Droits d’auteur et rédaction

La publication a été rédigée par Revenu Québec et est datée de 2019.

Le document indique que tous les droits sont réservés pour tous les pays. Il précise aussi que la reproduction et la traduction, même partielles, sont interdites sans autorisation.

Usage du masculin dans le document original

Le document original précise que le masculin est utilisé pour alléger la lecture et qu’il vise autant les femmes que les hommes.

Sections illisibles ou absentes

Aucune section textuelle fournie n’est illisible.
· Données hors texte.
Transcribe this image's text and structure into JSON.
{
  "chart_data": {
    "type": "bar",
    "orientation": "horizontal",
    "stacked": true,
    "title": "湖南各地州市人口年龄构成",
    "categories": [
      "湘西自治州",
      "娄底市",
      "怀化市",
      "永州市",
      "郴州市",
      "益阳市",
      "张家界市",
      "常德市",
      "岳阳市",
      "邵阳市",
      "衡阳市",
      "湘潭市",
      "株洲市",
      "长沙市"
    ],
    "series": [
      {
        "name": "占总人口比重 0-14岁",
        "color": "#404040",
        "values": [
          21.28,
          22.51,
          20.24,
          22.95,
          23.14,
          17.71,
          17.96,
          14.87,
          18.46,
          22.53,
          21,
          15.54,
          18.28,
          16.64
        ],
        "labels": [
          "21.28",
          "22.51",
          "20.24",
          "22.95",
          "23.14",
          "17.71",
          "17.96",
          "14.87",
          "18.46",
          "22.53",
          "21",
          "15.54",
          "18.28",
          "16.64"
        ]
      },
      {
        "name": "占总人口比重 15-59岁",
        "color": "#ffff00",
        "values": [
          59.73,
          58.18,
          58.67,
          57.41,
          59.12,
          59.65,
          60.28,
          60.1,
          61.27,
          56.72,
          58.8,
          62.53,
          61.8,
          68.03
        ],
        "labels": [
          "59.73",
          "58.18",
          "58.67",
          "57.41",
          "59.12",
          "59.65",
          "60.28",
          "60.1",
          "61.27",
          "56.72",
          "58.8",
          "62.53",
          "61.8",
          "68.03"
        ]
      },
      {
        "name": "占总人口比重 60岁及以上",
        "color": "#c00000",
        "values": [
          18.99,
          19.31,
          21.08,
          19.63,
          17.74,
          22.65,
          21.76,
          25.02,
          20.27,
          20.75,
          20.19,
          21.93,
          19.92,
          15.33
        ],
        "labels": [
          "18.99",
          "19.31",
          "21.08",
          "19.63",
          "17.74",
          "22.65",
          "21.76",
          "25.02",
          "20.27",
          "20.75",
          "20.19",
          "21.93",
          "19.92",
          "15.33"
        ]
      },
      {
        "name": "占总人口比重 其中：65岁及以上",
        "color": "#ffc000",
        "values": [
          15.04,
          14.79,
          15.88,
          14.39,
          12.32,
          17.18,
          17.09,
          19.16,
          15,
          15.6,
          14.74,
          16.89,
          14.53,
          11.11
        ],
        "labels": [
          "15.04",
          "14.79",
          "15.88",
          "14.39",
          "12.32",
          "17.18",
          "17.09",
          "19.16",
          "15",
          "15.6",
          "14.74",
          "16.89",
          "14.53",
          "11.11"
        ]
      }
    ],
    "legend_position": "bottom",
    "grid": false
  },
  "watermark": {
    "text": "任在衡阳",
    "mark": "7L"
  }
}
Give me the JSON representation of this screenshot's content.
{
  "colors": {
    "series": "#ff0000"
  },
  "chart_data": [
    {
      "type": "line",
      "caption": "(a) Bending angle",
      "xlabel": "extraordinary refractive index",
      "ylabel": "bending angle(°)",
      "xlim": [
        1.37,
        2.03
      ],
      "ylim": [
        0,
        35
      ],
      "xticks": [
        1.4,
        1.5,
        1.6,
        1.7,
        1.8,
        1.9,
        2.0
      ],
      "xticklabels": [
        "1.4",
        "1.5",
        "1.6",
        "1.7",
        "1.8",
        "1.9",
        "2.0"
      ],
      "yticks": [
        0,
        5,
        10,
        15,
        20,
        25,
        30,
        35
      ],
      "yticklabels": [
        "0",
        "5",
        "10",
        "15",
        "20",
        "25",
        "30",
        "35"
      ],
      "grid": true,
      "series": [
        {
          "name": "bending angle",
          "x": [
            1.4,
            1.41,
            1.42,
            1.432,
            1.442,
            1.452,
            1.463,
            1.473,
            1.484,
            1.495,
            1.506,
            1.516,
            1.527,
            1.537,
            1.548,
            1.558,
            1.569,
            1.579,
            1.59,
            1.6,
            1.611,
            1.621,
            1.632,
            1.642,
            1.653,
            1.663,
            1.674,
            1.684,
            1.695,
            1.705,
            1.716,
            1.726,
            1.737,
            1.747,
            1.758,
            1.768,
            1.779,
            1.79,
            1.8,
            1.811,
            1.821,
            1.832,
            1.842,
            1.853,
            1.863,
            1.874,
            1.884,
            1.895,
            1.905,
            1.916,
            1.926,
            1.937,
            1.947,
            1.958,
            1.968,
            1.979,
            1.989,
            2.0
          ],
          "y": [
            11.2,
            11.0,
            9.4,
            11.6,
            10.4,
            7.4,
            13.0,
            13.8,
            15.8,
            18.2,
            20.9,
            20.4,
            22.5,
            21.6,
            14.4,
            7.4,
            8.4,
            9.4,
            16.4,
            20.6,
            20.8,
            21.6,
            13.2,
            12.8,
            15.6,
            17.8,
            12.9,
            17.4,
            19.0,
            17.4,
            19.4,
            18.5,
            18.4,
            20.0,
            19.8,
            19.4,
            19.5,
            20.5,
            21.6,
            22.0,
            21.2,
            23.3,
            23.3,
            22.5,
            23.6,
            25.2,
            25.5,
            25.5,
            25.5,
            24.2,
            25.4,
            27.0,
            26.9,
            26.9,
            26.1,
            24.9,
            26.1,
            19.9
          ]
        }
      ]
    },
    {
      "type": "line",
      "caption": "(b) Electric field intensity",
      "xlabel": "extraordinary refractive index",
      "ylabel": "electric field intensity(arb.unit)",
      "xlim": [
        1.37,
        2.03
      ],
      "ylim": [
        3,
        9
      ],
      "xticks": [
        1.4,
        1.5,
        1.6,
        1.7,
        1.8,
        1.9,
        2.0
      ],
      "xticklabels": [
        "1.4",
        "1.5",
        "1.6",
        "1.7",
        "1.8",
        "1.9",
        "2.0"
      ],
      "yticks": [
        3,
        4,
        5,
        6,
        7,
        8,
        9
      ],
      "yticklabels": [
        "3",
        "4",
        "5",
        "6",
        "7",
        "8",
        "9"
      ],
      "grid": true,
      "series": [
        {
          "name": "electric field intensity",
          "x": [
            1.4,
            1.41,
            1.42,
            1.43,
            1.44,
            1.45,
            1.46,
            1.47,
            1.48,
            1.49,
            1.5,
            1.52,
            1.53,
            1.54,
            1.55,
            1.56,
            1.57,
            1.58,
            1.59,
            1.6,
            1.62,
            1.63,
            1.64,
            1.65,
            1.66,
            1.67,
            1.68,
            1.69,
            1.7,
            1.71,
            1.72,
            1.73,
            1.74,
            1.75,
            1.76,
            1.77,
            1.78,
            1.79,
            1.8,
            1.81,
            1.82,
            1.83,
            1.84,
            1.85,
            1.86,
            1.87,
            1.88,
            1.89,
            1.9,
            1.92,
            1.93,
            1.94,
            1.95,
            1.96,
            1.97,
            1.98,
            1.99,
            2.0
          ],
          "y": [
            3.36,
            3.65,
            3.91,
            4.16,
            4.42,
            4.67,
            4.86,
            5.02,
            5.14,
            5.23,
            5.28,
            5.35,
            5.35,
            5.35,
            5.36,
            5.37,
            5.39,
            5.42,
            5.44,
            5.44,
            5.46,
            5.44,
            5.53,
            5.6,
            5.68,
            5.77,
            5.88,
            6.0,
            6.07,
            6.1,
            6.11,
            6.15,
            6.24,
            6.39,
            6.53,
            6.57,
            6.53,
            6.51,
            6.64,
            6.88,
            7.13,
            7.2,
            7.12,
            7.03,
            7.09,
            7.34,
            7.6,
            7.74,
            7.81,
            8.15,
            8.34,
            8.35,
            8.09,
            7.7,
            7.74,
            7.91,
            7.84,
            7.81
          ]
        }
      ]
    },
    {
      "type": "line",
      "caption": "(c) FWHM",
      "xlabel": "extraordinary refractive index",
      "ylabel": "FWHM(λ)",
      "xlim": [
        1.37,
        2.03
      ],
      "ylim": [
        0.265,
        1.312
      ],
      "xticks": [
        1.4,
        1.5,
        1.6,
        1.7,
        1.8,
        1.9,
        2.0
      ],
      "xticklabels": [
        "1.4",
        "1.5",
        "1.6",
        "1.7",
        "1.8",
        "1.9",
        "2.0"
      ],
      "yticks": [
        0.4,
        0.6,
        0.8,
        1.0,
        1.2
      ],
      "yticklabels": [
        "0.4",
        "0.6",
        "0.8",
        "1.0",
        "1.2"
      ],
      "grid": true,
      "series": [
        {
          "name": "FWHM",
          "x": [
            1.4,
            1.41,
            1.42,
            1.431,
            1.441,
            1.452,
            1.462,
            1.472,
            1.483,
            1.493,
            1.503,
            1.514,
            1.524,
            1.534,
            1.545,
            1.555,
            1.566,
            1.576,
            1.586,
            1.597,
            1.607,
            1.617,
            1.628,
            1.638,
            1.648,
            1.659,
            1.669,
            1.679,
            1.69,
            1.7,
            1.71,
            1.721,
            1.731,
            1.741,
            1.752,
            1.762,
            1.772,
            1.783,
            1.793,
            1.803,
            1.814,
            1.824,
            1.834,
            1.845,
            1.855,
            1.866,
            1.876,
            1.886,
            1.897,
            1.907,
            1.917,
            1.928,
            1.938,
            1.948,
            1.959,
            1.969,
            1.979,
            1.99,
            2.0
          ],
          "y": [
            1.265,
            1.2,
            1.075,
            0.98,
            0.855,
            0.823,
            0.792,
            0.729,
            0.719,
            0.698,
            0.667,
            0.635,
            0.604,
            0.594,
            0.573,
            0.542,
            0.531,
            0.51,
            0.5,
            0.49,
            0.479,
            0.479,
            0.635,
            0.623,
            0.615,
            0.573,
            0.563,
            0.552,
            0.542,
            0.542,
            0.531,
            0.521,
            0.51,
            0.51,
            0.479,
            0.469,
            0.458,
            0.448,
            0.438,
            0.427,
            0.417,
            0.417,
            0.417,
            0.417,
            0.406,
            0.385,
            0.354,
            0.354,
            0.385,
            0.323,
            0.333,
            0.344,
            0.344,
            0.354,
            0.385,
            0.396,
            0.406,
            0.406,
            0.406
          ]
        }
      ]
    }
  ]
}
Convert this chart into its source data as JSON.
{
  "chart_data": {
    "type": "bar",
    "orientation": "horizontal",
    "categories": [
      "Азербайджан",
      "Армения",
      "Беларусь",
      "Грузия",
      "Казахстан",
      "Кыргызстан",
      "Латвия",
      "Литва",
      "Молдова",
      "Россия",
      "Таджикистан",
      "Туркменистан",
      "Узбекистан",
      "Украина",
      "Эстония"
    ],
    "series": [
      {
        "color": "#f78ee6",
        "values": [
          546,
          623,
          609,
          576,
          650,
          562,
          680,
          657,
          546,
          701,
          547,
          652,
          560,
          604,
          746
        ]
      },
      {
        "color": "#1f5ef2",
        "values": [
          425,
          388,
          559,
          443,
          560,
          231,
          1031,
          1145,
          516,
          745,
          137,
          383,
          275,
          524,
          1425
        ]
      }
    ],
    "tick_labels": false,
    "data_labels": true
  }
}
Les pages analysées couvrent les 11 pages du document. Le document ne contient pas de procédure individuelle, de formulaire à remplir, de coordonnées à utiliser ou d’appel à l’action destiné au lecteur.

Synthèse

Ce document compare la performance de Revenu Québec à celle de plusieurs administrations fiscales, notamment au Canada, en Australie, en Nouvelle-Zélande, aux États-Unis, à Singapour et au Royaume-Uni. Les données comparatives portent surtout sur 2013-2014 à 2015-2016, avec certains résultats plus récents de Revenu Québec pour 2016-2017 ou 2017-2018. Revenu Québec affiche une progression importante de la transmission électronique des déclarations des particuliers, atteignant 85,0 % en 2017-2018, et des sociétés, atteignant 84,3 % en 2017-2018. Sa proportion de créances fiscales par rapport aux revenus fiscaux nets est faible comparativement aux administrations étudiées, avec 4,9 % en 2015-2016 et 4,7 % en 2017-2018. Les coûts d’administration fiscale par client sont inférieurs à la moyenne en 2015-2016, soit 120 $ contre 131 $, mais certains ratios de dépenses demeurent supérieurs à la moyenne en raison du contexte et des responsabilités confiées à Revenu Québec. Les particuliers et les sociétés québécois produisent leurs déclarations dans les délais à des taux supérieurs aux moyennes comparatives, soit 94 % pour les particuliers en 2015-2016 et 86 % pour les sociétés. Le document insiste sur la nécessité de contextualiser les comparaisons, puisque Revenu Québec traite un volume élevé de déclarations et assume des responsabilités plus étendues que certaines administrations fiscales comparées.